Op 1 november 2019 is [eiser] tot 1 mei 2020 bij het restaurant van Dam in dienst getreden in de functie van medewerker bediening. Zijn salaris bedroeg € 1.653,00 netto per maand, inclusief vakantiegeld, bij een werkweek van gemiddeld 40 uur. Volgens de arbeidsovereenkomst heeft hij naar evenredigheid recht op 25 vakantiedagen per jaar.

1.4.

Voor het restaurant zijn januari en februari doorgaans stille maanden, met weinig toeristen en weinig omzet. De omzet trekt aan in maart van een jaar, als de toeristenstroom weer op gang komt. Dam heeft in januari 2020 daarom meerdere nieuwe personeelsleden geworven. Met ingang van 1 maart 2020 werken er 16 mensen in het restaurant.

1.5.

Het restaurant is op grond van de overheidsmaatregelen in verband met de Corona-crisis met ingang van half maart 2020 gesloten. Vanaf die datum tot eind april 2020 is het restaurant dicht geweest, sindsdien is er een beperkte take-away.

1.6.

De leidinggevende van [eiser] heeft alle medewerkers verzocht vanaf half maart 2020 vakantiedagen op te nemen.

1.7.

Dam heeft in maart 2020 NOW aangevraagd en heeft (uiteindelijk) 60% van de loonsom over januari 2020 uitgekeerd gekregen. Zij heeft daarmee alle personeelsleden 50% loon uitgekeerd, waaronder degenen die per 1 maart 2020 in dienst waren gekomen. In maart 2020 heeft Dam [eiser] totaal € 850,00 netto uitgekeerd.

1.8.

De gemachtigde van [eiser] heeft Dam op 14 april 2020 aangemaand het restant van het salaris over maart 2020 en 29 uur aan overwerk uit januari en februari 2020 aan [eiser] te voldoen.

1.9.

Dam heeft tot en met februari 2020 [eiser] een bedrag van € 73,76 (netto) te weinig salaris betaald. Dam heeft voor het salaris over maart 2020 aan [eiser] betaald: € 500,00 op 28 april 2020, € 307,74 op 18 mei 2020, ergo € 807,74 netto.

1.10.

Vlak voor de zitting heeft Dam voor het salaris van april 2020 [eiser] het bedrag van € 827,43 voldaan. Na de zitting heeft [eiser] de ontvangst schriftelijk erkend.

Vordering

2. [eiser] vordert – na wijzigingen van eis, zo begrijpt de kantonrechter de vordering van [eiser] - dat Dam bij vonnis, uitvoerbaar bij voorraad, veroordeeld zal worden om hem te betalen :

2.1. € 1.744,59

€ 1.744,59 netto aan achterstallig salaris tot en met april 2020;

2.2.

de wettelijke verhoging ex artikel 7:625 BW ter hoogte van 25% over het achterstallig salaris;

2.3.

de wettelijke rente hierover vanaf de dag van de dagvaarding tot aan de voldoening;

met veroordeling van Dam

2.4.

tot het opmaken van een deugdelijke eindafrekening waarbij aan [eiser] nog 14,6 vakantiedagen zullen worden uitbetaald alsmede 29 extra gewerkte uren als overuren;

2.5.

tot het afgeven van salarisspecificaties over de periode dat de arbeidsovereenkomst heeft voortgeduurd;

2.6.

in de kosten van de procedure, daaronder de nakosten begrepen.

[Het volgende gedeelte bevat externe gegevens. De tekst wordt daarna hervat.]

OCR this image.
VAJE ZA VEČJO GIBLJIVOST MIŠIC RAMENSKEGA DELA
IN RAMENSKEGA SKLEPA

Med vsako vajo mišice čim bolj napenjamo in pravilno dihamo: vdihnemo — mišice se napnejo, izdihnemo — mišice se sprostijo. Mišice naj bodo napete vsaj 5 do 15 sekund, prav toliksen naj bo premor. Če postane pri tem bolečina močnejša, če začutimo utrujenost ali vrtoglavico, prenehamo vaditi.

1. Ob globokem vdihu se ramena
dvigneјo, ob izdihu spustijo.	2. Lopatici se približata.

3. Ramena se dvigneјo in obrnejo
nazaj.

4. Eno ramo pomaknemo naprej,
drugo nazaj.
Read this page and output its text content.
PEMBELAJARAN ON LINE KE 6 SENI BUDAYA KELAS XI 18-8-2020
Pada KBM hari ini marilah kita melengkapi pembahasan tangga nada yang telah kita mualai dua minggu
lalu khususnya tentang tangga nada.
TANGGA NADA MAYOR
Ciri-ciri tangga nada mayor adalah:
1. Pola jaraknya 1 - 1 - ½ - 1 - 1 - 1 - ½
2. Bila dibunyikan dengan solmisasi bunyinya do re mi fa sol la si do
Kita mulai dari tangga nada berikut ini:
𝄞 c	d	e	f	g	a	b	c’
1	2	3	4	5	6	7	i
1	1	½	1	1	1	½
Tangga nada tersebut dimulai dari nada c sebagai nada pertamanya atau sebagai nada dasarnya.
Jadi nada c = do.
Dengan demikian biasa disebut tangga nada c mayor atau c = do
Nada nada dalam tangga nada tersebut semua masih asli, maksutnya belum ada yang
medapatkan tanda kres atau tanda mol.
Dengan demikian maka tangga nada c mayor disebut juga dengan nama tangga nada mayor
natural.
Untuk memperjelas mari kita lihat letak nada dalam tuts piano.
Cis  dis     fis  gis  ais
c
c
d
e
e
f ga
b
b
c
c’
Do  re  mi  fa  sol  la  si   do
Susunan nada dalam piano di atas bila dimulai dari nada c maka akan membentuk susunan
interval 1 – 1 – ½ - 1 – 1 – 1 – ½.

3. [eiser] stelt hiertoe dat Dam ondanks aanmaning niet zijn gehele salaris heeft betaald. Daarnaast dient Dam nog vakantiedagen aan hem te betalen omdat hij deze niet heeft opgenomen (neerkomend op € 1.096,99 netto) en 29 extra gewerkte uren; 13 in december 2019 en 16 in januari 2020 (neerkomend op € 276,66 netto).

4. [eiser] stelt daarbij dat hij tijdens de sluiting geen vakantiedagen heeft opgenomen. Hij erkent te zijn opgeroepen, maar heeft geweigerd te komen. [eiser] stelt verder dat hij nooit salarisspecificaties heeft ontvangen. Dam dient deze daarom alsnog aan hem te verstrekken.

5. [eiser] stelt daarbij dat hij in Nederland verblijft op een studentenvisum dat 31 mei 2020 afloopt en dat hij daarom op 30 mei 2020 weer naar Iran vertrekt. Omdat het moeilijk is om geld over te maken naar Iran, heeft hij er belang bij dat Dam nog voor zijn vertrek de betalingen verricht.